進行癌患者の約70%に癌性疼痛が出現するといわれている。しかし、オピオイド感受性の個人差が大きいこと、適正使用のための基礎的エビデンスが少ないことから、有効な疼痛治療がなされていない。本研究は、疼痛との関連が指摘されているヒトの遺伝子多型(A118G)に注目し、ヒト型遺伝子多型を有するμオピオイド受容体(MOR)遺伝子発現マウスをオピオイド感受性個人差のモデルとして作製することで、個々の患者への適切なオピオイド疼痛治療法を確立させることを目的とする。H18年度にヒト変異型(A118G)μオピオイド受容体(MOR)遺伝子Knockinマウス作製用ターゲティングベクターの設計を終了しているため、今年度は、ベクターの構築作業から取り組んだ。しかし、他の研究グループによる研究発表により、当初の研究計画を変更する必要が生じた。本年度の研究実績は以下の通りである。1.Knockinマウス作製用ターゲティングベクターの再設計;昨年度は、マウスMOR遺伝子(Oprm1)exon1の開始コドンにhuman MOR cDNAを導入する方針で設計した。
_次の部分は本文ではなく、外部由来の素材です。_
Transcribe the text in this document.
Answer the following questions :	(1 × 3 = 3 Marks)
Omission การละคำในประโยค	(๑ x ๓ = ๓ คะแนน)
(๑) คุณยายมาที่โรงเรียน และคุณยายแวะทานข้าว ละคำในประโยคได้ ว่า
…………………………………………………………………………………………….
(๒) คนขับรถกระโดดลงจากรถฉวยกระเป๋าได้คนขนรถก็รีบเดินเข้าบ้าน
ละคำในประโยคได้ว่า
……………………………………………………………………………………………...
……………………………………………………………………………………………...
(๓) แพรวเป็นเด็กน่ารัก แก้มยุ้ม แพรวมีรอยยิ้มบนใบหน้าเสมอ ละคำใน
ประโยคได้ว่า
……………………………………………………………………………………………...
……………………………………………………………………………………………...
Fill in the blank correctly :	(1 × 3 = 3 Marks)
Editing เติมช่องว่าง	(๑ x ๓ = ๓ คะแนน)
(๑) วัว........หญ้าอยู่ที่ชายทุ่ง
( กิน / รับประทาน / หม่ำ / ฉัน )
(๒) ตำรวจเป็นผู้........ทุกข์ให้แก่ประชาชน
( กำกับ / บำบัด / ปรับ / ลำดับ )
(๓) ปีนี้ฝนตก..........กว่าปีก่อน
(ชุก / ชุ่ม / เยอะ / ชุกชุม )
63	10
しかし、この方法では全てのマウス内在性Oprmvariantsの発現をknockoutすることは不可能であるという新たな知見を得たため、Mouse genome上OprmlexonlをヒトOPRMI exon1に置換する方針に変更し、再設計を行った。2.Human MOR cDNAにA118G mutationを挿入し、そのexon1部分をPCR増幅した。3.Knockinマウス作製用ターゲティングベクターの構築;BAC CIoneを鋳型として増幅したarm(long及びshort)、human MOR exon1(Wild-type or Mutation-type)、1oxp/ne/1oxp、DT-A配列を連結し、2種類(Wild-type, Mutation-type)のターゲティングベクターを作製した。4.ES細胞の培養、ES細胞へのターゲティングベクターの導入に取りかかったが、技術の習得に時間を要し、相同組換え体の同定には至らなかった。

About 70% of cancer patients experience に cancer pain が and すると われて る る. し か し, オ ピ オ イ ド susceptibility の personal bad が big き い こ と, optimal are using の た め の based エ ビ デ ン ス が less な い こ と か ら, unseen な pain treatment が な さ れ て い な い. This study は, pain と の masato even が blame さ れ て い る ヒ ト の heritage 伝 son polymorphism (A118G) に attention し, ヒ ト type heritage 伝 son type more を す る mu オ ピ オ イ ド by let body (MOR) heritage 伝 son 発 now マ ウ ス を オ ピ オ イ ド sensitivity poor personal の モ デ ル と し て cropping す る こ と で, a 々 の patients へ の appropriate な オ ピ オ イ ド pain therapy Youdaoplaceholder0 establish させる とを とを purpose とする. H18 annual に ヒ ト - aliens (A118G) mu オ ピ オ イ ド by let body (MOR) posthumous son 伝 Knockin マ ウ ス for making タ ー ゲ テ ィ ン グ ベ ク タ ー の design を end し て い る た め, our は, ベ ク タ ー の construct homework か ら group take り ん だ. The <s:1> を, his <s:1> research グ プによる プによる プによる research schedule によ, the original <s:1> research plan を changes are more する necessary が to じた. The research achievements of the current year are as follows である である. 1. Redesign of Knockin ウス ウス for manufacturing タ ゲティ ゲティ ゲティ グベ グベ タ タ タ タ ウス; Last year, the コド and ウス ウスMOR 伝 substron (Oprm1)exon1 substrons began the コド に にhuman MOR cDNAを introduction する policy で design of た た. し か し, こ の way で は full て の マ ウ ス internality Oprmvariants の 発 now を knockout す る こ と は impossible で あ る と い う new た な knowledge を have た た め, Mouse genome on Oprmlexonl を ヒ ト OPRMI exon1に replaces する policy に to change <s:1> and redesign を rows った. 2.Human MOR cDNAにA118G mutationを inserted with <s:1> and そ sequenced exon1 part をPCR increase た た. 3.Knockin タ ウス is fabricated using タ ゲティ ゲティ ゲティ グベ タ タ タ タ rods; BAC CIoneを casting と て て amplitude-increasing <s:1> たarm(long and びshort), human MOR exon1(Wild-type or Mutation-type), 1oxp/ne/1oxp, DT-A combination を link <e:1>, 2 types (Wild-type) Mutation (type) タ タ ゲティ ゲティ グベ グベ タ タ を を make た. 4. の ES cell culture, ES cells へ の タ ー ゲ テ ィ ン グ ベ ク タ ー の import に take り か か っ た が, technology を to し に の acquisition time, the same group in の え body with constant に は to ら な か っ た.